Now that you've seen how we style our dbt projects, it's time to build your own. Feel free to copy this guide and use it as a template for your own project. If you do, we'd love to hear about it! Reach out to us on the Community Forum or Slack to share your style guide. We recommend co-locating your style guide with your code to make sure contributors can easily follow it. If you're using GitHub, you can add your style guide to your repository's wiki, or include it in your README.
Lastly, to ensure your style guide's automated rules are being followed without additional mental overhead to your team, you can use pre-commit hooks to automatically check your code for style violations (and often fix them automagically) before it's committed. This is a great way to make sure your style guide is followed by all contributors. We recommend implementing this once you've settled on and published your style guide, and your codebase is conforming to it. This will ensure that all future commits follow the style guide. You can find an excellent set of open source pre-commit hooks for dbt from the community here in the dbt-checkpoint project.
Style guide template
# dbt Example Style Guide
## SQL Style
- Use lowercase keywords.
- Use trailing commas.
## Model Organization
Our models (typically) fit into two main categories:\
- Staging — Contains models that clean and standardize data.
- Marts — Contains models which combine or heavily transform data.
Things to note:
- There are different types of models that typically exist in each of the above categories. See Model Layers for more information.
- Read How we structure our dbt projects for an example and more details around organization.
## Model Layers
- Only models in `staging` should select from sources.
- Models not in the `staging` folder should select from refs.
## Model File Naming and Coding
- All objects should be plural.
Example: `stg_stripe__invoices.sql` vs. `stg_stripe__invoice.sql`
- All models should use the naming convention `<type/dag_stage>_<source/topic>__<additional_context>`. See this article for more information.
- Models in the **staging** folder should use the source's name as the `<source/topic>` and the entity name as the `additional_context`.
- Schema, table, and column names should be in `snake_case`.
- Limit the use of abbreviations that are related to domain knowledge. An onboarding employee will understand `current_order_status` better than `current_os`.
- Use names based on the _business_ rather than the source terminology.
- Each model should have a primary key to identify the unique row and should be named `<object>_id`. For example, `account_id`. This makes it easier to know what `id` is referenced in downstream joined models.
- For `base` or `staging` models, columns should be ordered in categories, where identifiers are first and date/time fields are at the end.
- Date/time columns should be named according to these conventions:
- Timestamps: `<event>_at`
- Dates: `<event>_date`
- Booleans should be prefixed with `is_` or `has_`.

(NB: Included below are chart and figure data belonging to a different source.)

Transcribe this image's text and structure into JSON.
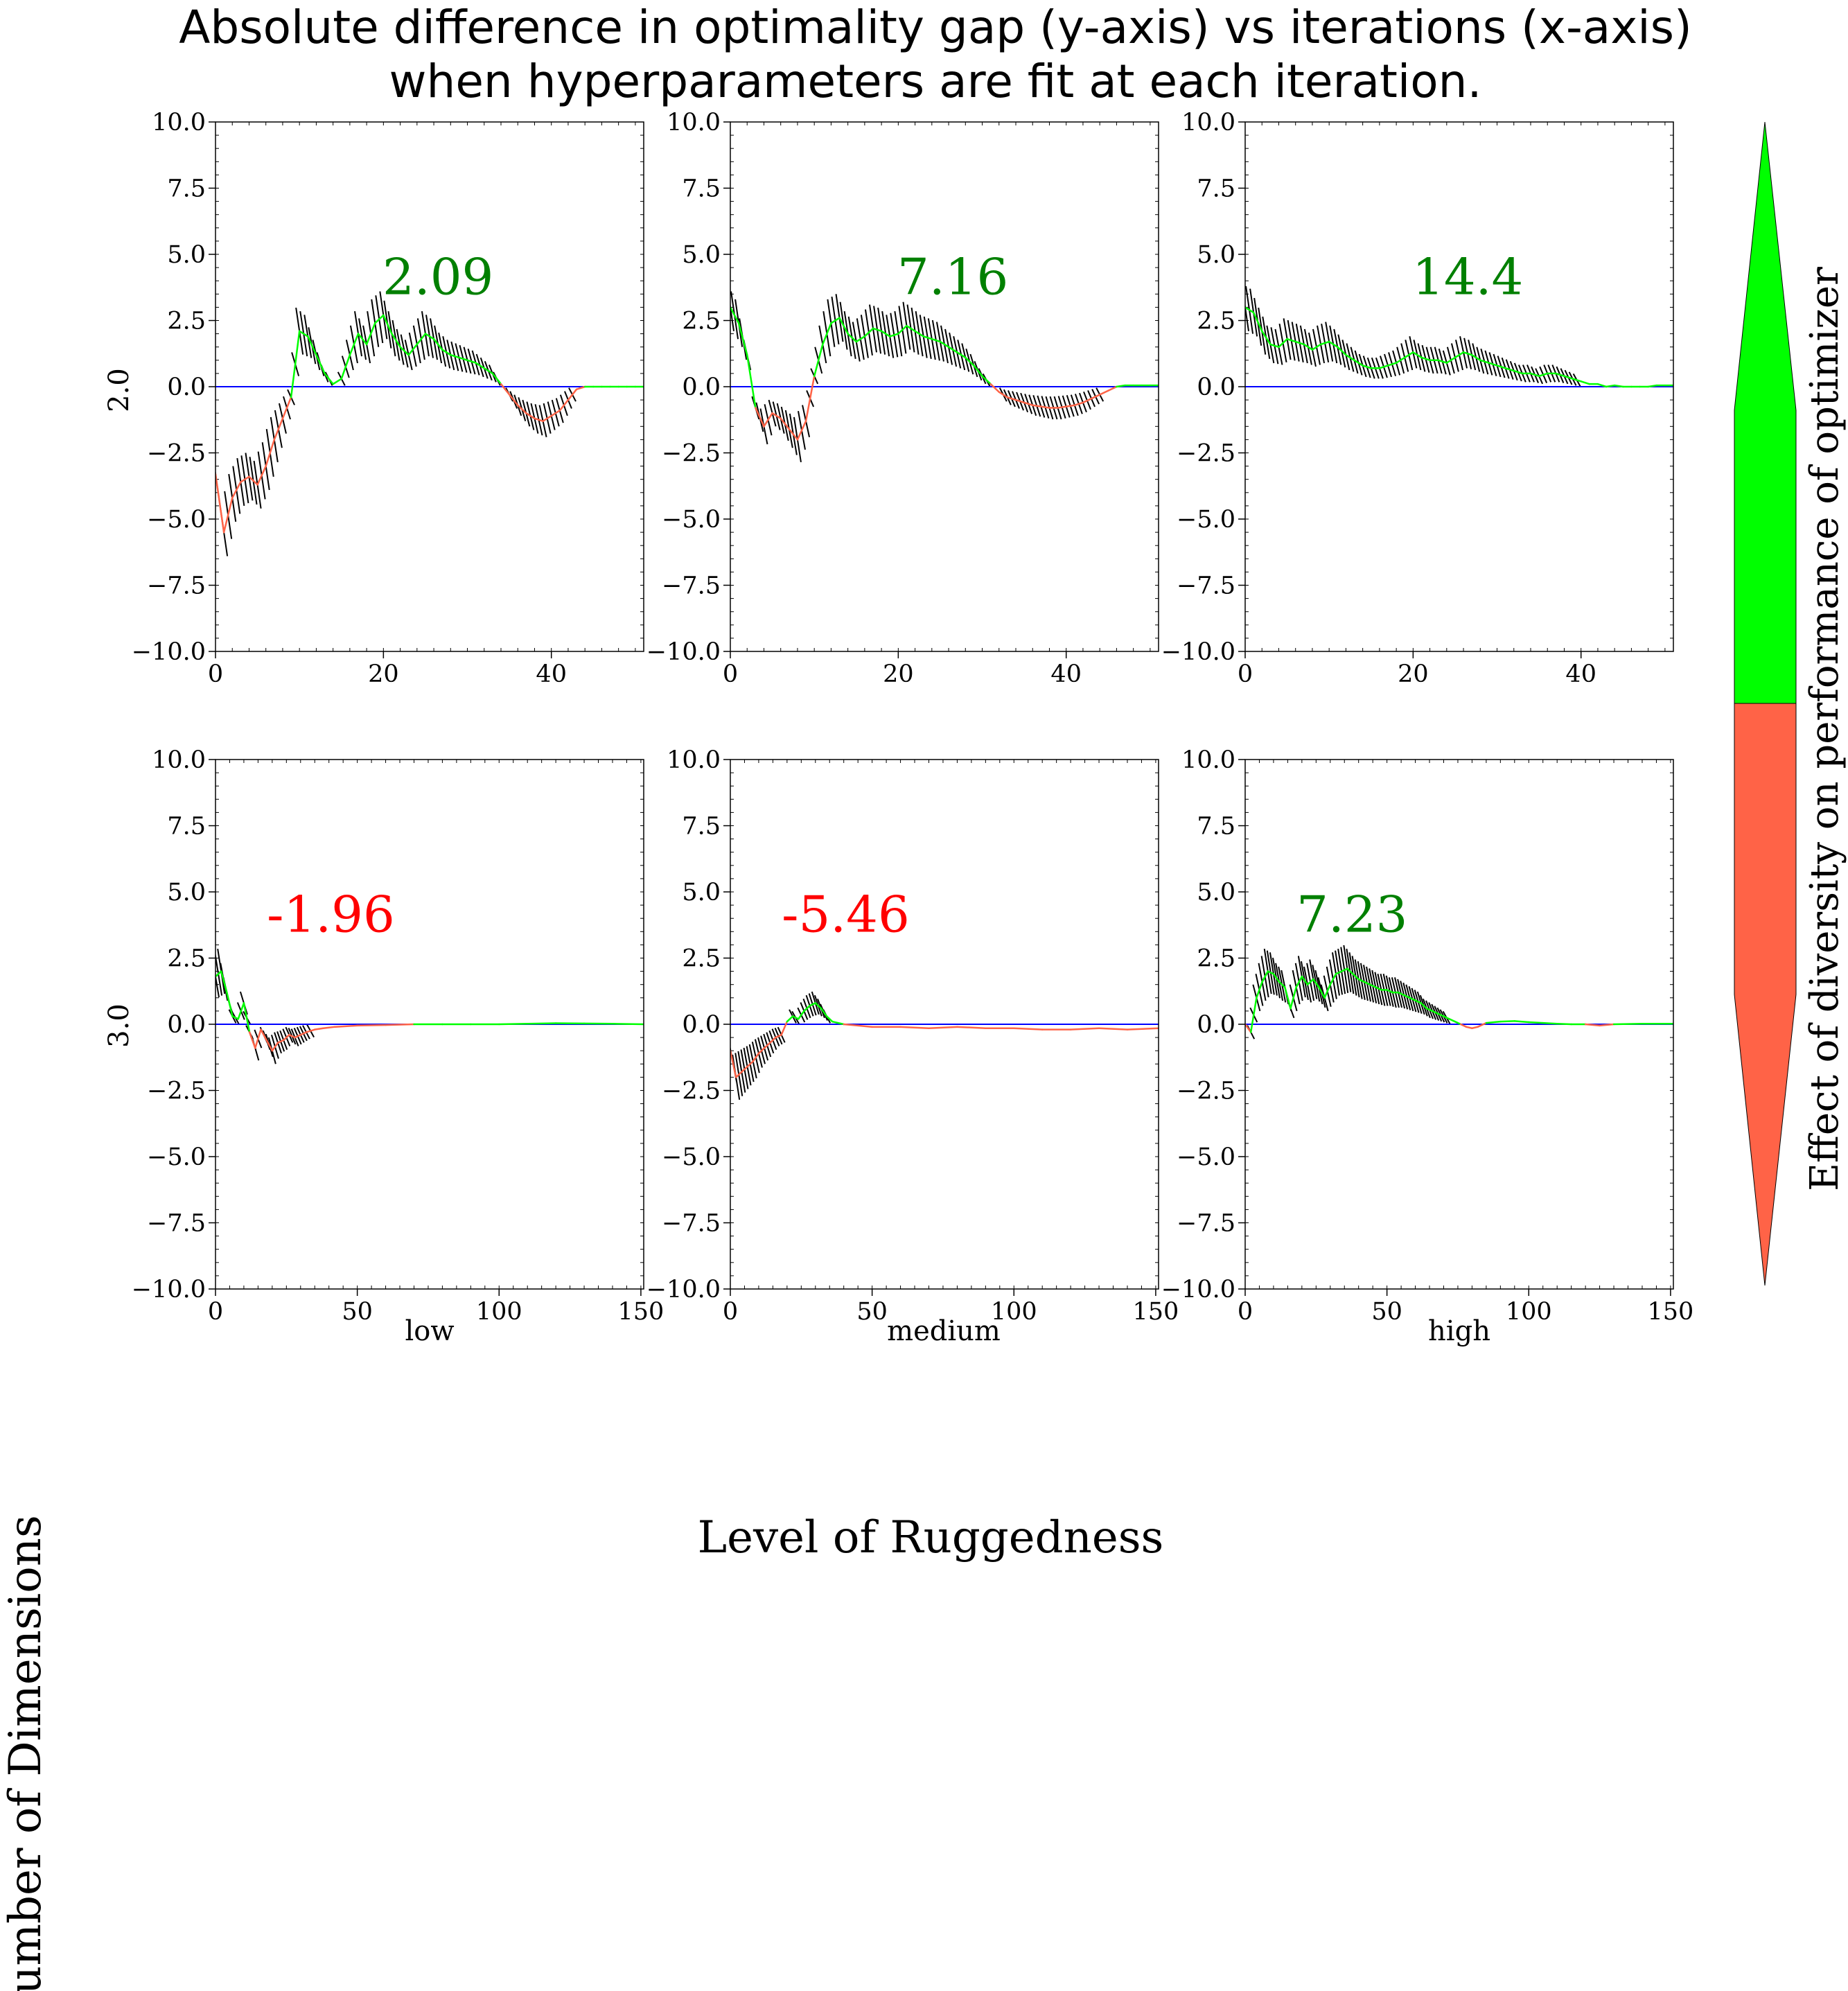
{
  "title_lines": [
    "Absolute difference in optimality gap (y-axis) vs iterations (x-axis)",
    "when hyperparameters are fit at each iteration."
  ],
  "xlabel": "Level of Ruggedness",
  "ylabel": "Number of Dimensions",
  "colorbar_label": "Effect of diversity on performance of optimizer",
  "column_labels": [
    "low",
    "medium",
    "high"
  ],
  "row_labels": [
    "2.0",
    "3.0"
  ],
  "colors": {
    "positive_line": "#00ff00",
    "negative_line": "#ff6347",
    "zero_line": "#0000ff",
    "hatch": "#000000",
    "positive_annotation": "#008000",
    "negative_annotation": "#ff0000",
    "colorbar_positive": "#00ff00",
    "colorbar_negative": "#ff6347"
  },
  "chart_data": [
    {
      "type": "line",
      "row": 0,
      "col": 0,
      "ruggedness": "low",
      "dimensions": "2.0",
      "xlim": [
        0,
        51
      ],
      "ylim": [
        -10,
        10
      ],
      "xticks": [
        0,
        20,
        40
      ],
      "yticks": [
        -10,
        -7.5,
        -5,
        -2.5,
        0,
        2.5,
        5,
        7.5,
        10
      ],
      "annotation": "2.09",
      "annotation_sign": "positive",
      "points": [
        [
          0,
          -3.3
        ],
        [
          1,
          -5.5
        ],
        [
          2,
          -4.2
        ],
        [
          3,
          -3.6
        ],
        [
          4,
          -3.4
        ],
        [
          5,
          -3.7
        ],
        [
          6,
          -3.0
        ],
        [
          7,
          -2.0
        ],
        [
          8,
          -1.2
        ],
        [
          9,
          -0.4
        ],
        [
          10,
          2.1
        ],
        [
          11,
          1.9
        ],
        [
          12,
          1.2
        ],
        [
          13,
          0.5
        ],
        [
          14,
          0.1
        ],
        [
          15,
          0.3
        ],
        [
          16,
          1.2
        ],
        [
          17,
          2.0
        ],
        [
          18,
          1.6
        ],
        [
          19,
          2.4
        ],
        [
          20,
          2.7
        ],
        [
          21,
          2.0
        ],
        [
          22,
          1.5
        ],
        [
          23,
          1.2
        ],
        [
          24,
          1.6
        ],
        [
          25,
          2.0
        ],
        [
          26,
          1.8
        ],
        [
          27,
          1.4
        ],
        [
          28,
          1.2
        ],
        [
          29,
          1.1
        ],
        [
          30,
          1.0
        ],
        [
          31,
          0.9
        ],
        [
          32,
          0.7
        ],
        [
          33,
          0.5
        ],
        [
          34,
          0.1
        ],
        [
          35,
          -0.3
        ],
        [
          36,
          -0.7
        ],
        [
          37,
          -1.0
        ],
        [
          38,
          -1.2
        ],
        [
          39,
          -1.3
        ],
        [
          40,
          -1.1
        ],
        [
          41,
          -0.9
        ],
        [
          42,
          -0.5
        ],
        [
          43,
          -0.1
        ],
        [
          44,
          0
        ],
        [
          45,
          0
        ],
        [
          46,
          0
        ],
        [
          47,
          0
        ],
        [
          48,
          0
        ],
        [
          49,
          0
        ],
        [
          50,
          0
        ],
        [
          51,
          0
        ]
      ]
    },
    {
      "type": "line",
      "row": 0,
      "col": 1,
      "ruggedness": "medium",
      "dimensions": "2.0",
      "xlim": [
        0,
        51
      ],
      "ylim": [
        -10,
        10
      ],
      "xticks": [
        0,
        20,
        40
      ],
      "yticks": [
        -10,
        -7.5,
        -5,
        -2.5,
        0,
        2.5,
        5,
        7.5,
        10
      ],
      "annotation": "7.16",
      "annotation_sign": "positive",
      "points": [
        [
          0,
          3.0
        ],
        [
          1,
          2.4
        ],
        [
          2,
          1.2
        ],
        [
          3,
          -0.8
        ],
        [
          4,
          -1.5
        ],
        [
          5,
          -1.0
        ],
        [
          6,
          -1.2
        ],
        [
          7,
          -1.6
        ],
        [
          8,
          -2.0
        ],
        [
          9,
          -1.3
        ],
        [
          10,
          0.4
        ],
        [
          11,
          1.6
        ],
        [
          12,
          2.4
        ],
        [
          13,
          2.6
        ],
        [
          14,
          2.0
        ],
        [
          15,
          1.7
        ],
        [
          16,
          1.9
        ],
        [
          17,
          2.2
        ],
        [
          18,
          2.1
        ],
        [
          19,
          1.9
        ],
        [
          20,
          2.0
        ],
        [
          21,
          2.3
        ],
        [
          22,
          2.1
        ],
        [
          23,
          1.9
        ],
        [
          24,
          1.8
        ],
        [
          25,
          1.7
        ],
        [
          26,
          1.5
        ],
        [
          27,
          1.3
        ],
        [
          28,
          1.1
        ],
        [
          29,
          0.8
        ],
        [
          30,
          0.4
        ],
        [
          31,
          0.1
        ],
        [
          32,
          -0.2
        ],
        [
          33,
          -0.4
        ],
        [
          34,
          -0.5
        ],
        [
          35,
          -0.6
        ],
        [
          36,
          -0.7
        ],
        [
          37,
          -0.75
        ],
        [
          38,
          -0.8
        ],
        [
          39,
          -0.8
        ],
        [
          40,
          -0.75
        ],
        [
          41,
          -0.7
        ],
        [
          42,
          -0.6
        ],
        [
          43,
          -0.45
        ],
        [
          44,
          -0.3
        ],
        [
          45,
          -0.15
        ],
        [
          46,
          0
        ],
        [
          47,
          0.05
        ],
        [
          48,
          0.05
        ],
        [
          49,
          0.05
        ],
        [
          50,
          0.05
        ],
        [
          51,
          0.05
        ]
      ]
    },
    {
      "type": "line",
      "row": 0,
      "col": 2,
      "ruggedness": "high",
      "dimensions": "2.0",
      "xlim": [
        0,
        51
      ],
      "ylim": [
        -10,
        10
      ],
      "xticks": [
        0,
        20,
        40
      ],
      "yticks": [
        -10,
        -7.5,
        -5,
        -2.5,
        0,
        2.5,
        5,
        7.5,
        10
      ],
      "annotation": "14.4",
      "annotation_sign": "positive",
      "points": [
        [
          0,
          3.0
        ],
        [
          1,
          2.8
        ],
        [
          2,
          2.1
        ],
        [
          3,
          1.6
        ],
        [
          4,
          1.5
        ],
        [
          5,
          1.8
        ],
        [
          6,
          1.7
        ],
        [
          7,
          1.6
        ],
        [
          8,
          1.4
        ],
        [
          9,
          1.6
        ],
        [
          10,
          1.7
        ],
        [
          11,
          1.5
        ],
        [
          12,
          1.2
        ],
        [
          13,
          1.0
        ],
        [
          14,
          0.8
        ],
        [
          15,
          0.7
        ],
        [
          16,
          0.7
        ],
        [
          17,
          0.8
        ],
        [
          18,
          0.9
        ],
        [
          19,
          1.1
        ],
        [
          20,
          1.3
        ],
        [
          21,
          1.1
        ],
        [
          22,
          1.0
        ],
        [
          23,
          1.0
        ],
        [
          24,
          0.9
        ],
        [
          25,
          1.1
        ],
        [
          26,
          1.3
        ],
        [
          27,
          1.2
        ],
        [
          28,
          1.0
        ],
        [
          29,
          0.9
        ],
        [
          30,
          0.8
        ],
        [
          31,
          0.7
        ],
        [
          32,
          0.6
        ],
        [
          33,
          0.5
        ],
        [
          34,
          0.5
        ],
        [
          35,
          0.4
        ],
        [
          36,
          0.5
        ],
        [
          37,
          0.5
        ],
        [
          38,
          0.4
        ],
        [
          39,
          0.3
        ],
        [
          40,
          0.2
        ],
        [
          41,
          0.1
        ],
        [
          42,
          0.1
        ],
        [
          43,
          0
        ],
        [
          44,
          0.05
        ],
        [
          45,
          0
        ],
        [
          46,
          0
        ],
        [
          47,
          0
        ],
        [
          48,
          0
        ],
        [
          49,
          0.05
        ],
        [
          50,
          0.05
        ],
        [
          51,
          0.05
        ]
      ]
    },
    {
      "type": "line",
      "row": 1,
      "col": 0,
      "ruggedness": "low",
      "dimensions": "3.0",
      "xlim": [
        0,
        151
      ],
      "ylim": [
        -10,
        10
      ],
      "xticks": [
        0,
        50,
        100,
        150
      ],
      "yticks": [
        -10,
        -7.5,
        -5,
        -2.5,
        0,
        2.5,
        5,
        7.5,
        10
      ],
      "annotation": "-1.96",
      "annotation_sign": "negative",
      "points": [
        [
          0,
          1.8
        ],
        [
          2,
          2.0
        ],
        [
          4,
          1.2
        ],
        [
          6,
          0.3
        ],
        [
          8,
          0.2
        ],
        [
          10,
          0.8
        ],
        [
          12,
          -0.3
        ],
        [
          14,
          -0.9
        ],
        [
          16,
          -0.2
        ],
        [
          18,
          -0.6
        ],
        [
          20,
          -1.0
        ],
        [
          22,
          -0.7
        ],
        [
          24,
          -0.6
        ],
        [
          26,
          -0.4
        ],
        [
          28,
          -0.5
        ],
        [
          30,
          -0.4
        ],
        [
          32,
          -0.3
        ],
        [
          35,
          -0.2
        ],
        [
          38,
          -0.15
        ],
        [
          42,
          -0.1
        ],
        [
          50,
          -0.05
        ],
        [
          60,
          -0.03
        ],
        [
          70,
          0
        ],
        [
          80,
          0
        ],
        [
          90,
          0
        ],
        [
          100,
          0
        ],
        [
          110,
          0.02
        ],
        [
          120,
          0.04
        ],
        [
          130,
          0.03
        ],
        [
          140,
          0.02
        ],
        [
          151,
          0
        ]
      ]
    },
    {
      "type": "line",
      "row": 1,
      "col": 1,
      "ruggedness": "medium",
      "dimensions": "3.0",
      "xlim": [
        0,
        151
      ],
      "ylim": [
        -10,
        10
      ],
      "xticks": [
        0,
        50,
        100,
        150
      ],
      "yticks": [
        -10,
        -7.5,
        -5,
        -2.5,
        0,
        2.5,
        5,
        7.5,
        10
      ],
      "annotation": "-5.46",
      "annotation_sign": "negative",
      "points": [
        [
          0,
          -1.0
        ],
        [
          2,
          -2.0
        ],
        [
          4,
          -1.8
        ],
        [
          6,
          -1.6
        ],
        [
          8,
          -1.4
        ],
        [
          10,
          -1.1
        ],
        [
          12,
          -0.9
        ],
        [
          14,
          -0.7
        ],
        [
          16,
          -0.5
        ],
        [
          18,
          -0.4
        ],
        [
          20,
          0.1
        ],
        [
          22,
          0.3
        ],
        [
          24,
          0.2
        ],
        [
          26,
          0.5
        ],
        [
          28,
          0.7
        ],
        [
          30,
          0.8
        ],
        [
          32,
          0.6
        ],
        [
          34,
          0.3
        ],
        [
          36,
          0.1
        ],
        [
          40,
          0
        ],
        [
          45,
          -0.05
        ],
        [
          50,
          -0.1
        ],
        [
          60,
          -0.1
        ],
        [
          70,
          -0.15
        ],
        [
          80,
          -0.1
        ],
        [
          90,
          -0.15
        ],
        [
          100,
          -0.15
        ],
        [
          110,
          -0.2
        ],
        [
          120,
          -0.2
        ],
        [
          130,
          -0.15
        ],
        [
          140,
          -0.2
        ],
        [
          151,
          -0.15
        ]
      ]
    },
    {
      "type": "line",
      "row": 1,
      "col": 2,
      "ruggedness": "high",
      "dimensions": "3.0",
      "xlim": [
        0,
        151
      ],
      "ylim": [
        -10,
        10
      ],
      "xticks": [
        0,
        50,
        100,
        150
      ],
      "yticks": [
        -10,
        -7.5,
        -5,
        -2.5,
        0,
        2.5,
        5,
        7.5,
        10
      ],
      "annotation": "7.23",
      "annotation_sign": "positive",
      "points": [
        [
          0,
          0
        ],
        [
          2,
          -0.3
        ],
        [
          4,
          1.0
        ],
        [
          6,
          1.6
        ],
        [
          8,
          2.0
        ],
        [
          10,
          1.9
        ],
        [
          12,
          1.6
        ],
        [
          14,
          1.4
        ],
        [
          16,
          0.6
        ],
        [
          18,
          1.4
        ],
        [
          20,
          1.8
        ],
        [
          22,
          1.5
        ],
        [
          24,
          1.7
        ],
        [
          26,
          1.4
        ],
        [
          28,
          1.0
        ],
        [
          30,
          1.5
        ],
        [
          32,
          1.9
        ],
        [
          34,
          2.0
        ],
        [
          36,
          2.1
        ],
        [
          38,
          1.9
        ],
        [
          40,
          1.7
        ],
        [
          42,
          1.6
        ],
        [
          44,
          1.5
        ],
        [
          46,
          1.4
        ],
        [
          48,
          1.3
        ],
        [
          50,
          1.3
        ],
        [
          52,
          1.2
        ],
        [
          54,
          1.2
        ],
        [
          56,
          1.1
        ],
        [
          58,
          1.0
        ],
        [
          60,
          0.9
        ],
        [
          62,
          0.8
        ],
        [
          64,
          0.6
        ],
        [
          66,
          0.5
        ],
        [
          68,
          0.4
        ],
        [
          70,
          0.3
        ],
        [
          72,
          0.2
        ],
        [
          74,
          0.1
        ],
        [
          76,
          0
        ],
        [
          78,
          -0.1
        ],
        [
          80,
          -0.15
        ],
        [
          82,
          -0.1
        ],
        [
          85,
          0.05
        ],
        [
          90,
          0.1
        ],
        [
          95,
          0.12
        ],
        [
          100,
          0.08
        ],
        [
          105,
          0.05
        ],
        [
          110,
          0.02
        ],
        [
          115,
          0
        ],
        [
          120,
          0
        ],
        [
          125,
          -0.05
        ],
        [
          130,
          0
        ],
        [
          140,
          0.02
        ],
        [
          151,
          0.02
        ]
      ]
    }
  ]
}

Example: `is_active_customer` and `has_admin_access`
- Price/revenue fields should be in decimal currency (for example, `19.99` for $19.99; many app databases store prices as integers in cents). If a non-decimal currency is used, indicate this with suffixes. For example, `price_in_cents`.
- Avoid using reserved words (such as these for Snowflake) as column names.
- Consistency is key! Use the same field names across models where possible. For example, a key to the `customers` table should be named `customer_id` rather than `user_id`.
## Model Configurations
- Model configurations at the folder level should be considered (and if applicable, applied) first.
- More specific configurations should be applied at the model level using one of these methods.
- Models within the `marts` folder should be materialized as `table` or `incremental`.
- By default, `marts` should be materialized as `table` within `dbt_project.yml`.
- If switching to `incremental`, this should be specified in the model's configuration.
- At a minimum, `unique` and `not_null` tests should be applied to the expected primary key of each model.
For more information about why we use so many CTEs, read this glossary entry.
- Where performance permits, CTEs should perform a single, logical unit of work.
- CTE names should be as verbose as needed to convey what they do.
- CTEs with confusing or noteable logic should be commented with SQL comments as you would with any complex functions and should be located above the CTE.
- CTEs duplicated across models should be pulled out and created as their own models.